Silicone breast implants: correlation between implant ruptures, magnetic resonance spectroscopically estimated silicone presence in the liver, antibody status and clinical symptoms

D. T. Sharpe

Plastic Surgery Unit, Bradford Royal Infirmary, 9 Duckworth Lane, Bradford BD9 6RJ, UK

The controversy regarding the potential harmful effects of silicone from breast implants has been raging for over 10 yr. During this period this has led to a great number of medical papers, many of which had political, social and legal bias. Indeed at the height of the controversy, despite being peer reviewed, many papers were published that came from two clearly identifiable camps. On the one hand the rheumatologist with a legal vested interest and Food and Drugs Administration (FDA) employees anxious to justify their position, and on the other hand plastic surgeons backed by breast implant manufacturers with a clearly financial vested interest.

At last, however, we are beginning to see papers which are soundly based on epidemiological studies of enormous size [1] and studies based on the life expectancy of the modern breast implant [2].
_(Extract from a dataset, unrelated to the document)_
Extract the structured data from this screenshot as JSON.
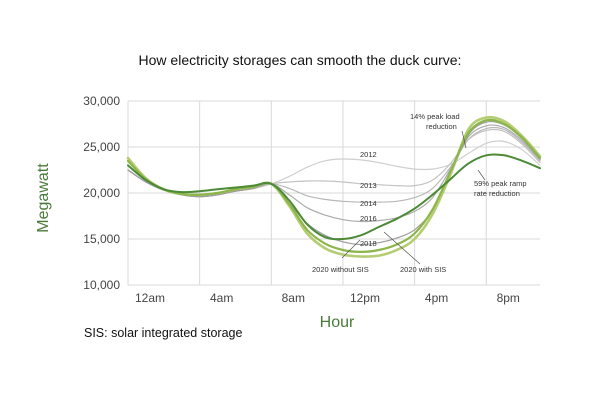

It is still quite difficult, however, to sort out the truly neutral paper from the biased cohort of patients assembled via attorneys with claimed medical injuries. Equally plastic surgeons and implant manufacturers in the past have been guilty of bland assumptions of no harm based on little more than anecdotal evidence and poor audit of results.

A clear pattern is beginning to emerge. First of all, there is no clear silicone-induced connective tissue disorder associated with breast implants and this has been established by independent agencies such as the American Medical Association, the Independent Review Group, the Institute of Medicine and Judge Pointer's Scientific Panel.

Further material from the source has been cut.